I've noticed the 2015 Tahoe/Yukon/Escalade SUVs have PWM in their LED taillights and it drives me NUTS. I'm shocked that they are still using technology that was available in 2006. What ever happened to incandescent bulbs? Easy to replace, cheap to buy, and they work for years if installed properly.

No wonder the sticker prices on new vehicles keep going up.


----------



## poiihy (Aug 24, 2015)

Just realized this is a really ole thread but the topic still applies today.

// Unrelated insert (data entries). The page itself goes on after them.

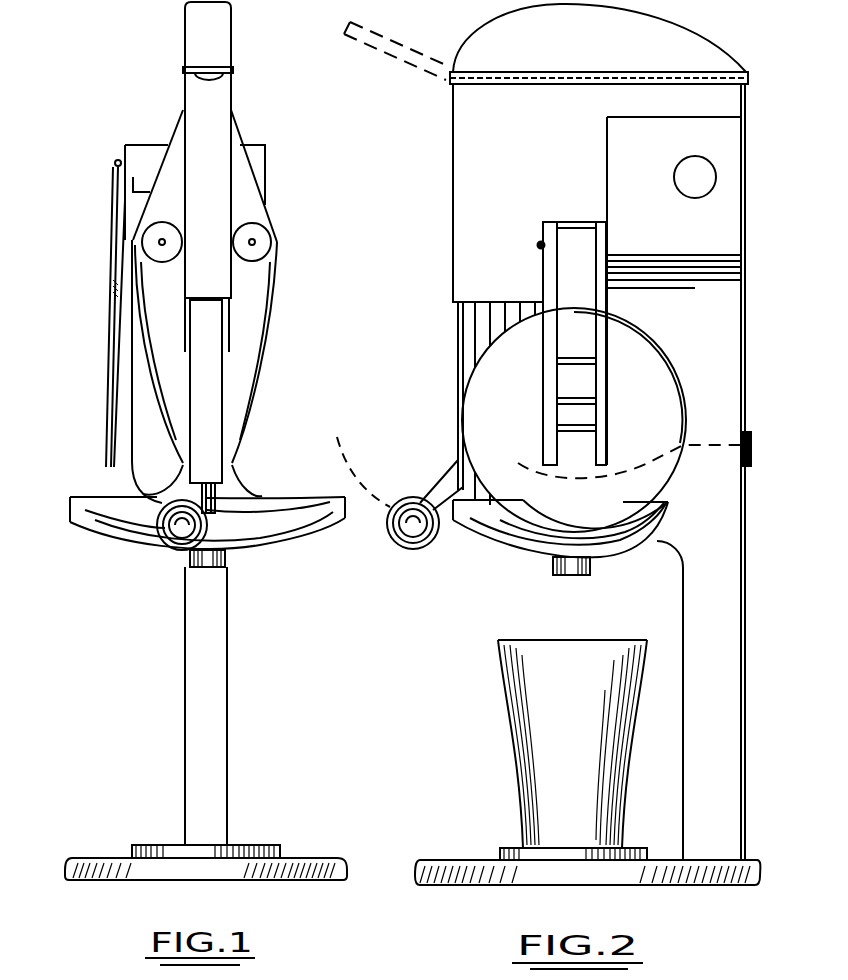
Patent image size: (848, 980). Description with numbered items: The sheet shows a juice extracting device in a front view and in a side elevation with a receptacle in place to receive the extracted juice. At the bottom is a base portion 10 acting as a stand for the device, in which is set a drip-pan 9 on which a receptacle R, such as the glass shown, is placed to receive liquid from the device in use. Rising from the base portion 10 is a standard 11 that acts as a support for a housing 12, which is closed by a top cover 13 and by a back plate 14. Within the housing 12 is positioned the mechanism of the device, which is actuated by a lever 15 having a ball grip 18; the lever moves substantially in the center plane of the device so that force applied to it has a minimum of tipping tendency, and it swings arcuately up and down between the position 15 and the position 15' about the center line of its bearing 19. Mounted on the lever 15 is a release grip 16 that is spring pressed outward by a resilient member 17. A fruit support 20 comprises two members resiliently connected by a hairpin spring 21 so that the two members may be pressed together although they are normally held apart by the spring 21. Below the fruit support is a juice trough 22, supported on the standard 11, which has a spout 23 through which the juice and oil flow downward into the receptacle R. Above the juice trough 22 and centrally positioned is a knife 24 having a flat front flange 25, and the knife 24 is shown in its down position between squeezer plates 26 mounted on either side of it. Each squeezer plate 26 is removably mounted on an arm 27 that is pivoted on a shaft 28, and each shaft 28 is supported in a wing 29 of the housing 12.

In FIG. 1, the drip-pan 9 is at (246, 846).
In FIG. 2, the drip-pan 9 is at (525, 849).
In FIG. 1, the base portion 10 is at (300, 859).
In FIG. 2, the base portion 10 is at (491, 859).
In FIG. 1, the standard 11 is at (210, 661).
In FIG. 2, the standard 11 is at (723, 633).
In FIG. 2, the housing 12 is at (712, 310).
In FIG. 1, the top cover 13 is at (202, 24).
In FIG. 2, the top cover 13 is at (496, 51).
In FIG. 2, the back plate 14 is at (746, 191).
In FIG. 1, the lever 15 is at (112, 371).
In FIG. 2, the lever 15 is at (400, 473).
In FIG. 2, the lever position 15' is at (396, 91).
In FIG. 1, the release grip 16 is at (111, 427).
In FIG. 1, the resilient member 17 is at (117, 372).
In FIG. 1, the ball grip 18 is at (175, 528).
In FIG. 2, the ball grip 18 is at (407, 537).
In FIG. 1, the bearing 19 is at (166, 148).
In FIG. 2, the bearing 19 is at (690, 178).
In FIG. 2, the fruit support 20 is at (648, 466).
In FIG. 2, the hairpin spring 21 is at (753, 456).
In FIG. 1, the juice trough 22 is at (260, 515).
In FIG. 2, the juice trough 22 is at (556, 531).
In FIG. 1, the spout 23 is at (207, 558).
In FIG. 2, the spout 23 is at (579, 571).
In FIG. 1, the knife 24 is at (214, 509).
In FIG. 2, the knife 24 is at (487, 334).
In FIG. 1, the flat front flange 25 is at (214, 410).
In FIG. 2, the flat front flange 25 is at (461, 373).
In FIG. 1, the squeezer plates 26 is at (186, 372).
In FIG. 2, the squeezer plates 26 is at (512, 415).
In FIG. 1, the arm 27 is at (250, 352).
In FIG. 2, the arm 27 is at (580, 328).
In FIG. 1, the shaft 28 is at (152, 243).
In FIG. 2, the shaft 28 is at (538, 246).
In FIG. 1, the wing 29 is at (244, 188).
In FIG. 2, the receptacle R is at (596, 760).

I agree with everyone here who hates those flickering taillights.
Why don't they use voltage dimming?! Or at least use a smoothing capacitor!


----------



## poiihy (Aug 24, 2015)

cland72 said:


> I know I'm bumping an old thread, but I didn't want to create a new one.
> 
> I've noticed the 2015 Tahoe/Yukon/Escalade SUVs have PWM in their LED taillights and it drives me NUTS. I'm shocked that they are still using technology that was available in 2006. What ever happened to incandescent bulbs? Easy to replace, cheap to buy, and they work for years if installed properly.
> 
> No wonder the sticker prices on new vehicles keep going up.




Incandescent lamps burn out and i've seen cars with burnt out brake/tail lights, and that can be dangerous. LEDs are much more reliable. And they illuminate instantly.


----------



## cland72 (Aug 24, 2015)

poiihy said:


> Incandescent lamps burn out and i've seen cars with burnt out brake/tail lights, and that can be dangerous. LEDs are much more reliable. And they illuminate instantly.



I get that, but how often does it happen? In my opinion, not often enough to justify increasing the cost of a vehicle by $1000 or however much to change the design to LED taillights.


----------



## PhotonWrangler (Aug 24, 2015)

It's not that it happens often, but when it does, you could get a ticket or cause an accident.


----------